Calculate DOS with TBPM.
:param solver: TBPM solver
:param analyzer: TBPM analyzer
:return: None
"""
# Get DOS correlation function with solver.
corr_dos = solver.calc_corr_dos()
# Analyze DOS correlation function with analyzer.
energies_dos, dos = analyzer.calc_dos(corr_dos)
# Plot DOS
plt.plot(energies_dos, dos)
plt.xlabel("Energy (eV)")
plt.ylabel("DOS")
plt.savefig("DOS.png")
plt.close()
The output is shown in panel (a) of the figure:

Density of states (a), optical (AC) conductivity (b) conductivity (d) of graphene sample.
AC conductivity
We then demonstrate more capabilities of TBPM. Firstly, we set the spin-degeneracy to 2:
solver.config.num_spin = 2
Then evaluate AC conductivity in a similar approach as DOS:
tbpm_ac_cond(solver, analyzer)
The tbpm_ac_cond
function is defined as:
def tbpm_ac_cond(solver: tb.TBPMSolver, analyzer: tb.Analyzer) -> None:
"""
Calculate AC conductivity with TBPM.
:param solver: TBPM solver
:param analyzer: TBPM analyzer
:return: None
"""
corr_ac = solver.calc_corr_ac_cond()
omegas_ac, ac = analyzer.calc_ac_cond(corr_ac)
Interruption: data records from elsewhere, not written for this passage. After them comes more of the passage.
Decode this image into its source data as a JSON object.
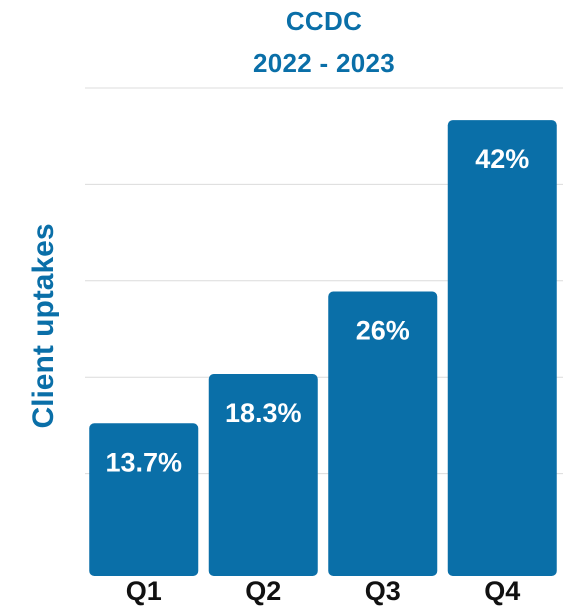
{
  "colors": {
    "bar": "#0a6fa8",
    "title": "#0a6fa8",
    "ylabel": "#0a6fa8",
    "grid": "#dcdcdc"
  },
  "chart_data": {
    "type": "bar",
    "title": "CCDC",
    "subtitle": "2022 - 2023",
    "xlabel": "",
    "ylabel": "Client uptakes",
    "categories": [
      "Q1",
      "Q2",
      "Q3",
      "Q4"
    ],
    "values": [
      13.7,
      18.3,
      26,
      42
    ],
    "data_labels": [
      "13.7%",
      "18.3%",
      "26%",
      "42%"
    ],
    "ylim": [
      0,
      45
    ],
    "grid": true,
    "legend": "none"
  }
}
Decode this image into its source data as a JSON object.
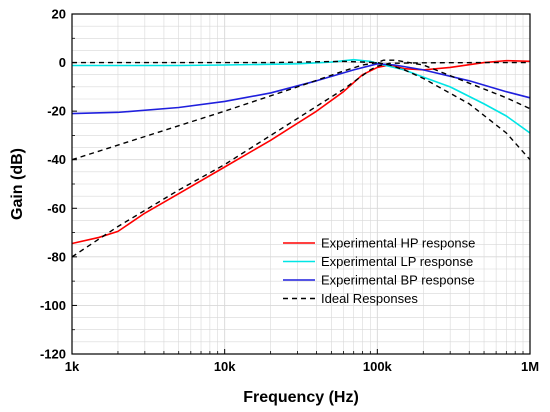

plt.plot(omegas_ac, ac[0].real)
plt.xlabel("Energy (eV)")
plt.ylabel("sigma_xx")
plt.savefig("ACxx.png")
plt.close()
The results are shown in panel (b) of the figure.
Convergence
We do not perform convergence tests in the examples for saving time. In actual calculations, convergence should be checked with respect to sample size, number of initial conditions and propagation steps, etc.
If the primitive cell is large enough, then reduce the dim
argument when creating the
supercell accordingly. Taking twisted bilayer graphene as example, for \(\theta=1.05^\circ\)
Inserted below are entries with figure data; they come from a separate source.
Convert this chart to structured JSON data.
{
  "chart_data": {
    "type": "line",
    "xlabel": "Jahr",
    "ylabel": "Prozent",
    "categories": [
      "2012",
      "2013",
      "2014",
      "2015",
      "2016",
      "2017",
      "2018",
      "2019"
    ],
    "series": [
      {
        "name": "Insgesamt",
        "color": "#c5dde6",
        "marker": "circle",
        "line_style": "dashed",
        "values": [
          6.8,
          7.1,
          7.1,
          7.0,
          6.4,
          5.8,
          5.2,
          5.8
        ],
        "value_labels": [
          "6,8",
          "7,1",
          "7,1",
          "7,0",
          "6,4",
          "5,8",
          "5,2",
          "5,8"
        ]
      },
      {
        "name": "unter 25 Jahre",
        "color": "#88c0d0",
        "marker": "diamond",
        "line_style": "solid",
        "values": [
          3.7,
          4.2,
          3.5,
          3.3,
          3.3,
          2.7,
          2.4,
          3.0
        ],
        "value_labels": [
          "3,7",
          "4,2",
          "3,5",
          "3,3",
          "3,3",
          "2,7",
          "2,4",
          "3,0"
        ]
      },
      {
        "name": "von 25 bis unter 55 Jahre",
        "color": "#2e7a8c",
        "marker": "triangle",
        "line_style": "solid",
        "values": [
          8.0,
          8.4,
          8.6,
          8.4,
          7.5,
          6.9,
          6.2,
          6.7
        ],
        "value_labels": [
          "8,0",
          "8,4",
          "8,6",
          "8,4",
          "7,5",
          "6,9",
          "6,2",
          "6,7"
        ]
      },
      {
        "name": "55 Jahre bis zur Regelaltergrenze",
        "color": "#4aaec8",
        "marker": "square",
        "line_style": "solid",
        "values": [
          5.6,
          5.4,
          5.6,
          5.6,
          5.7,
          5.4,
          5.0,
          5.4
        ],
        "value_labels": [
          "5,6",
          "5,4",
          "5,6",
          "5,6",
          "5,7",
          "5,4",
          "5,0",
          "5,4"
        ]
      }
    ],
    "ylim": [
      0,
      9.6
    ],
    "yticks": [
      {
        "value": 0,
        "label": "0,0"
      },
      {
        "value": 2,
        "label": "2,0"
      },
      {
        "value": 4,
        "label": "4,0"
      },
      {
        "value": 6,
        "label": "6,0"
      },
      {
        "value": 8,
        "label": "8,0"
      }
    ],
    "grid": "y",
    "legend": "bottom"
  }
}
there are 11,908 orbitals in a primitive cell, then dim=(10, 10, 1)
is almost enough for
convergence. If the primitive cell contains millions of orbitals (honestly, it is beyond the
capability of the Python PrimitiveCell
class), then dim=(1, 1, 1)
is enough. But
the SuperCell
class does not allow such dim
by default. In that case, add the
check_dim=False
argument to skip the dimension check when constructing the supercell.